李凤琴顿了顿,说不过关于你工作的事情,玉清确实出力太多,收你一半工资也不过。
“这样吧,到婚前,到你小子结婚之前。每个月不管开多少工钱,都有玉清一半。算你这当哥的有良心,知道疼妹妹。挣点钱,还知道拿出一半来给妹妹买花戴。”
苏玉清觉得太多,苏爱军则觉得有点太少。
毕竟他都二十一,眼看着二十二了。
一直也没断过媒人,进了饲料厂之后就更水涨船高。要真遇到合适的,过年之前都能把人娶进来,那岂不是只能给妹妹花一个月的钱?
呵呵。
李凤琴冷笑:“就你这虎了吧唧、扬了二正的,三十能成家我都谢天谢地,还有一个月?”
只能说想的挺开。
一招绝杀,把苏爱军同志都给干沉默了。
苏爱民趁机举手:“我呢?说起来,我这便宜占的最大,也最最应该感谢妹妹。将来饲料厂扩招,三哥还有可能凭自己当上工人。而我没有妹妹的赠予,却说什么也上不了这工农兵大学的。妹妹这个决定,直接改变了我的一生。”

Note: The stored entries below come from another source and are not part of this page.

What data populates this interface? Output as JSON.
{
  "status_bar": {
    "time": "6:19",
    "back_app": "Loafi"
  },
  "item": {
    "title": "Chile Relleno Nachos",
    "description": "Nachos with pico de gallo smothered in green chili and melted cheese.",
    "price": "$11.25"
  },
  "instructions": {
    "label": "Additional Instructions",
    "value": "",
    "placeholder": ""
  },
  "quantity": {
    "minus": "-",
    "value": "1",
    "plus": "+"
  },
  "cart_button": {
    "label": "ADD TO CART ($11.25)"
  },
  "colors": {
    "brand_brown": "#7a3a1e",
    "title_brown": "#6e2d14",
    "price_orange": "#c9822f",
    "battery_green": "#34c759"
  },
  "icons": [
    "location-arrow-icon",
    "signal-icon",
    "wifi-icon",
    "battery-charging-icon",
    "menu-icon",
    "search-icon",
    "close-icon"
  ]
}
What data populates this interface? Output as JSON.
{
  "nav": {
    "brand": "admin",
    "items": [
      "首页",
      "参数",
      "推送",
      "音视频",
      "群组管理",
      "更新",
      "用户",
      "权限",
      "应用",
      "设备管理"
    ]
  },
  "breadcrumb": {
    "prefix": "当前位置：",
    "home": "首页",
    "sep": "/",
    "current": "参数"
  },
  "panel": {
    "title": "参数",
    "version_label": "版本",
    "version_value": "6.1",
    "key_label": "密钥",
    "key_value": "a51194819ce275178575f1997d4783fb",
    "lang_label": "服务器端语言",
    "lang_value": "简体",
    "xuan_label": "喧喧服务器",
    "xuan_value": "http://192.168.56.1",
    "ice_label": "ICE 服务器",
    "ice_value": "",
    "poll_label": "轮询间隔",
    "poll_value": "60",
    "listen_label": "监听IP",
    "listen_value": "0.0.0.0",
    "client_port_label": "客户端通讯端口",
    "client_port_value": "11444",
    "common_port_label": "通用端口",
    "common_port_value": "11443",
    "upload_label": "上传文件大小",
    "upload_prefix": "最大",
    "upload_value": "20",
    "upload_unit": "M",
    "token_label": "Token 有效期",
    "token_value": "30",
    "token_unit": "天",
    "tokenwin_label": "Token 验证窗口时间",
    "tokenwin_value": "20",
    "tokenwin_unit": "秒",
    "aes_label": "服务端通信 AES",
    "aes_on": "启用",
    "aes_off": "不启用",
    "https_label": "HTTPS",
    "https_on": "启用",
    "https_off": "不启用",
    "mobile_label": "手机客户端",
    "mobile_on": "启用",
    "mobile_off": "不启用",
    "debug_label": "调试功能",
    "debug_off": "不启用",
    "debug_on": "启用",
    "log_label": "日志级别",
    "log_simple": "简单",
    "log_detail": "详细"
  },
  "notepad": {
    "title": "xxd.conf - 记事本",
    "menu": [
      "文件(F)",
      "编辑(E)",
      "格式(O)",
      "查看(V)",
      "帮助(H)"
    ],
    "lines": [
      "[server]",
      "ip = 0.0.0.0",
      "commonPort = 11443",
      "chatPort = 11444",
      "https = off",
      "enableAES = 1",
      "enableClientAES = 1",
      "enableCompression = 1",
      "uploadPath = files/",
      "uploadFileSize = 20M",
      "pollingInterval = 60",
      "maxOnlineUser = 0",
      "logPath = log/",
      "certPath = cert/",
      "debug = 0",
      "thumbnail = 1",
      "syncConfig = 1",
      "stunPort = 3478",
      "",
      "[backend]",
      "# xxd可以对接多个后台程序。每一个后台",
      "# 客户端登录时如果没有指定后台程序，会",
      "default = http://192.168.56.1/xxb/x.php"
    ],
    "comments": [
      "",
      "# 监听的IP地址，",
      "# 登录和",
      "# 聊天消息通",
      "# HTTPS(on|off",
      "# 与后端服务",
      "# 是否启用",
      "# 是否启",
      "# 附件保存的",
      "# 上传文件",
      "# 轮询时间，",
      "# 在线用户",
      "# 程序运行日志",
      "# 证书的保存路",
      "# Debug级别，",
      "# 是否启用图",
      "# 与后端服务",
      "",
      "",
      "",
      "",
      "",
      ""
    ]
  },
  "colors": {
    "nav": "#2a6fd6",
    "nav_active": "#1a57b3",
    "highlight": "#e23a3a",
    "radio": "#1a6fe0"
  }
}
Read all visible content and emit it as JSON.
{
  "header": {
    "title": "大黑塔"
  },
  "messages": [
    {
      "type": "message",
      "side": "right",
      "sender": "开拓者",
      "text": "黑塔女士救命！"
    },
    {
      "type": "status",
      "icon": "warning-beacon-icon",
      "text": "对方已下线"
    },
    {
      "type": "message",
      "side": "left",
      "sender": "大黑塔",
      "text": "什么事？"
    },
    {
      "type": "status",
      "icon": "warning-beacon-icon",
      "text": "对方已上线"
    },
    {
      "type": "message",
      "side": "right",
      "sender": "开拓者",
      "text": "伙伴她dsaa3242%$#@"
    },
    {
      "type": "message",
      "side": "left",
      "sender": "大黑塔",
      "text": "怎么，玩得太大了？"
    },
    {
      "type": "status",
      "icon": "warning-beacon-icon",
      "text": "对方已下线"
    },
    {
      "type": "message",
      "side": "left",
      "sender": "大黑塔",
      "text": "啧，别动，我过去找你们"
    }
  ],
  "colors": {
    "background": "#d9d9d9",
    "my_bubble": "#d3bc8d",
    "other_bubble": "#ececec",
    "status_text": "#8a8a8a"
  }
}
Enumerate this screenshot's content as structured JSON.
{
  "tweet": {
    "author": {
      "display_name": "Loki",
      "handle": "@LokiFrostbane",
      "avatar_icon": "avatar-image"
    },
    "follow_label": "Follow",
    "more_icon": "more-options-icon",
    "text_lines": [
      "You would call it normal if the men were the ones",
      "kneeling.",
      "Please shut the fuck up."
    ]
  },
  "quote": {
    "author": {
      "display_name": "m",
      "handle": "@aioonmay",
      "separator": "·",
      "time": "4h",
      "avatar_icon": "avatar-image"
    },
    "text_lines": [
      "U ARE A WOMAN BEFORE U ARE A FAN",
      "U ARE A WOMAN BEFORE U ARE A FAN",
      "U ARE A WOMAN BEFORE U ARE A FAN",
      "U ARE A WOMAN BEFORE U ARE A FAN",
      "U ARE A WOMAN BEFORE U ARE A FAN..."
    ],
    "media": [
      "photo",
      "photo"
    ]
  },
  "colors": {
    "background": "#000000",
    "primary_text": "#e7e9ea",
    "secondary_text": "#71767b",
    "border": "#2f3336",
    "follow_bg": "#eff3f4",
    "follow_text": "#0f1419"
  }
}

毕竟这时候虽然对知识分子不大友好,但工农兵大学的学生却不一样。
根正苗红,深受器重。
但凡能上去,就直接连粮食关系都变了。不说个顶个当干部、进大厂,走上人生巅峰,那也八九不离十。
要不然,向来把闺女当眼珠子疼的李凤琴同志也不至于气到失去理智,破天荒对宝贝闺女动了鸡毛掸子。
这不,听到这话,李凤琴的眉毛就拧成了死疙瘩。
许久才严肃脸:“我这一辈子生了五个孩子,算吧算吧,就属你小子心思最深。可惜当年差了点运道,临考生病没考上高中。你小子又死倔,坚持不肯复读。要不然现在,高低也能吃口供应粮。”
提起这个,苏爱民就一脸羞赧,半是无奈半是告饶地喊了声妈。
李凤琴瞪他:“行行行,儿女都是债,我不说,不说总行了吧?反正你记住了,你日后就算有天大的出息,也不能忘了那最开始的台阶是你妹给你铺的。没有她,你连走出富强生产大队的机会都没有。以后你就好好念,别给她丢脸。混出头了,再好好回报你妹妹。她真是,小小年纪,操了我们当爹妈都没操到的心……”
动之以情,晓之以理了好一阵,到最后李凤琴同志还来了出严正威胁:“反正我今儿把话撂在这儿了,谁要是辜负了我老闺女的付出,就别怪我这当妈的打上门去。狠狠给我闺女出气,再把那畜生不如的玩意儿撵出家门。生别往我跟前凑合,死也别往我脚底下埋!”
断绝关系警告。
吓得哥仨齐齐保证,不会的,绝不会。
苏爱家还表示自己会更用心:“毕竟他们两个只是被改变了命运,儿子这是真真实实地被救了条狗命呀!要不是有玉清千叮咛万嘱咐,我都不能把话往本子上记,不会想家了就时不时瞧几眼,慢慢的都记在了心里。那天也肯定会为了出活跟省钱继续顶风冒雨往前开,说不定直接就……”
他除了是爸妈的儿子之外,还是方巧丈夫、两个儿子跟她肚子里那个的老子呢!
纯纯正正顶梁柱。
但凡他有个一差二错,他们这个小家就算彻底完了。
“呸呸呸!”苏玉清连呸了好几口:“童言无忌,大风吹去,哪有你这么胡言乱语咒自己的?”
苏爱家憨笑解释:“这可不是咒,而是冥冥之中就觉得要不是你跟爸坐了我的车,说了那番话。很可能……而且不光是我,那天看到山体滑坡现场之后,我那搭档也吓得一屁股坐在那儿,脱口而出了句家子,咱俩可真借了你妹妹的好光呀!”
他这么一说,方巧直接就哭出了声。
原来那天她心神不稳,老做噩梦。连着梦着几回自家男人开车出事故送了命,她经不住打击也跟着小产走了。扔下两个孤零零的孩子,不知道怎么就被拐子拐了去。
醒来后,她都不知道呸了多少口,掰断了多少梳子齿。
现在一问具体日期,好么,正是她做噩梦前后。
两口子相拥痛哭,都心有余悸着。还特别默契地将这视为上天预警,梦里那些很可能才是他们一家子原本的下场。但遇见了玉清这个贵人,才让苏爱家遇难呈祥,从而也避免了后续一系列的悲剧。
就特别歪打正着地猜出了真相,也解开了苏玉清上辈子的心结。